What quality standards govern aerospace manufacturing quality control?
AS9100 Rev D is the primary aerospace quality management standard, built on ISO 9001:2015 with aerospace-specific additions. U.S. manufacturers also comply with FAA Part 21, while defense contractors must address DFARS Part 246 and DCMA surveillance requirements.
How does real-time monitoring improve quality control in aerospace?
Real-time monitoring captures process drift, dimensional deviations, and parameter exceedances as they occur — compressing the detection-to-correction cycle from days to minutes. Problems get caught while the process can still be adjusted, not after a batch of nonconforming parts is already complete.
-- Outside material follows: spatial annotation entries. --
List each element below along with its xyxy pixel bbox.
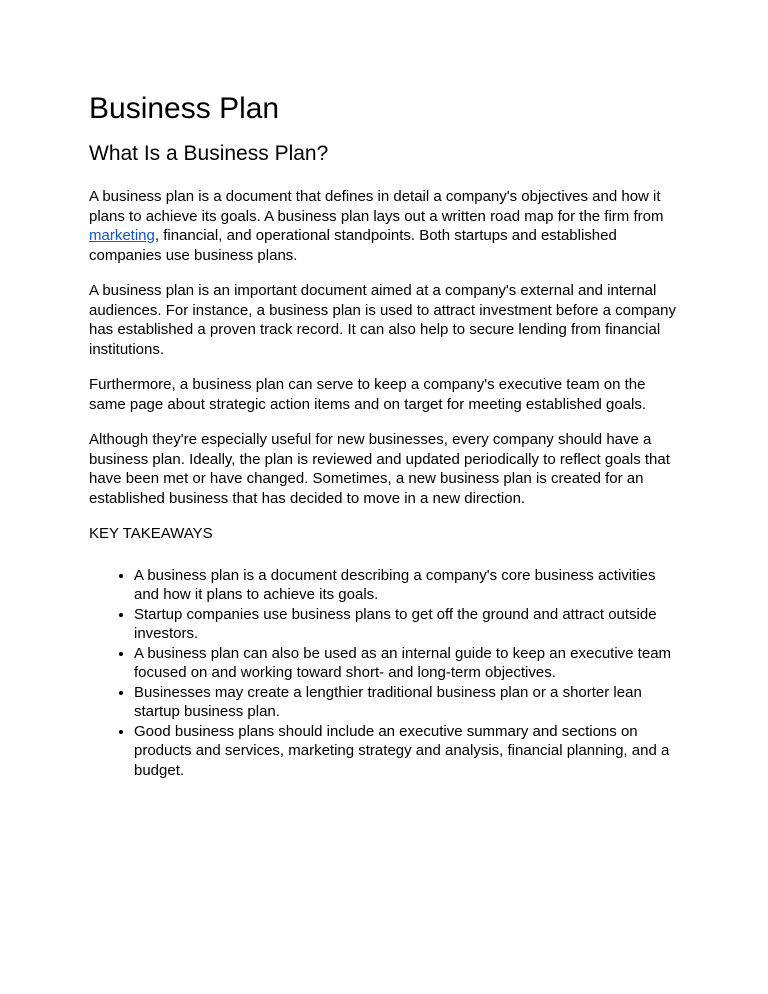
takeaway-item: Startup companies use business plans to get off the ground and attract outside investors. [134, 605, 677, 644]
takeaway-item: Businesses may create a lengthier traditional business plan or a shorter lean startup business plan. [134, 683, 677, 722]
paragraph-3: Furthermore, a business plan can serve to keep a company's executive team on the same page about strategic action items and on target for meeting established goals. [89, 376, 646, 413]
takeaway-item: Good business plans should include an executive summary and sections on products and services, marketing strategy and analysis, financial planning, and a budget. [134, 722, 677, 781]
takeaway-item: A business plan can also be used as an internal guide to keep an executive team focused on and working toward short- and long-term objectives. [134, 644, 677, 683]
paragraph-2: A business plan is an important document aimed at a company's external and internal audiences. For instance, a business plan is used to attract investment before a company has established a proven track record. It can also help to secure lending from financial institutions. [89, 282, 676, 358]
key-takeaways-heading: KEY TAKEAWAYS [89, 525, 213, 542]
paragraph-1-text-before-link: A business plan is a document that defines in detail a company's objectives and how it plans to achieve its goals. A business plan lays out a written road map for the firm from [89, 188, 664, 225]
paragraph-4: Although they're especially useful for new businesses, every company should have a business plan. Ideally, the plan is reviewed and updated periodically to reflect goals that have been met or have changed. Sometimes, a new business plan is created for an established business that has decided to move in a new direction. [89, 431, 670, 507]
document-title: Business Plan [89, 92, 280, 125]
paragraph-1-text-after-link: , financial, and operational standpoints. Both startups and established companies use business plans. [89, 227, 617, 264]
marketing-link[interactable]: marketing [89, 227, 155, 244]
takeaway-item: A business plan is a document describing a company's core business activities and how it plans to achieve its goals. [134, 566, 677, 605]
section-heading: What Is a Business Plan? [89, 142, 329, 165]
takeaways-list [89, 566, 677, 781]
paragraph-1 [89, 187, 677, 265]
What role does AI play in aerospace quality control?
AI and machine learning analyze historical and real-time production data to predict where defects are likely to occur, enabling preventive action before nonconforming parts are produced. Rolls-Royce demonstrated a 75% reduction in engine inspection time with AI-powered borescope technology, and GE Aerospace deployed AI inspection tools for narrowbody engine components in 2025.
What KPIs should aerospace manufacturers track for digital quality control?
The most critical KPIs are First Pass Yield, defect rate (PPM), process capability (Cpk), scrap and rework rate, Non-Conformance Rate, and cost of poor quality. Real-time dashboards make these metrics actionable at the machine and shift level — enabling targeted intervention rather than retrospective reporting.
How can aerospace manufacturers integrate digital quality control with their ERP systems?
Start with bidirectional data integration so inspection results auto-populate compliance documentation without manual re-entry, and build closed-loop CAPA workflows connecting shop floor nonconformance detection to QMS corrective action. A factory orchestration platform like Harmoni connects enterprise ERP systems to real-time shop floor execution, providing the visibility that ERP alone cannot deliver.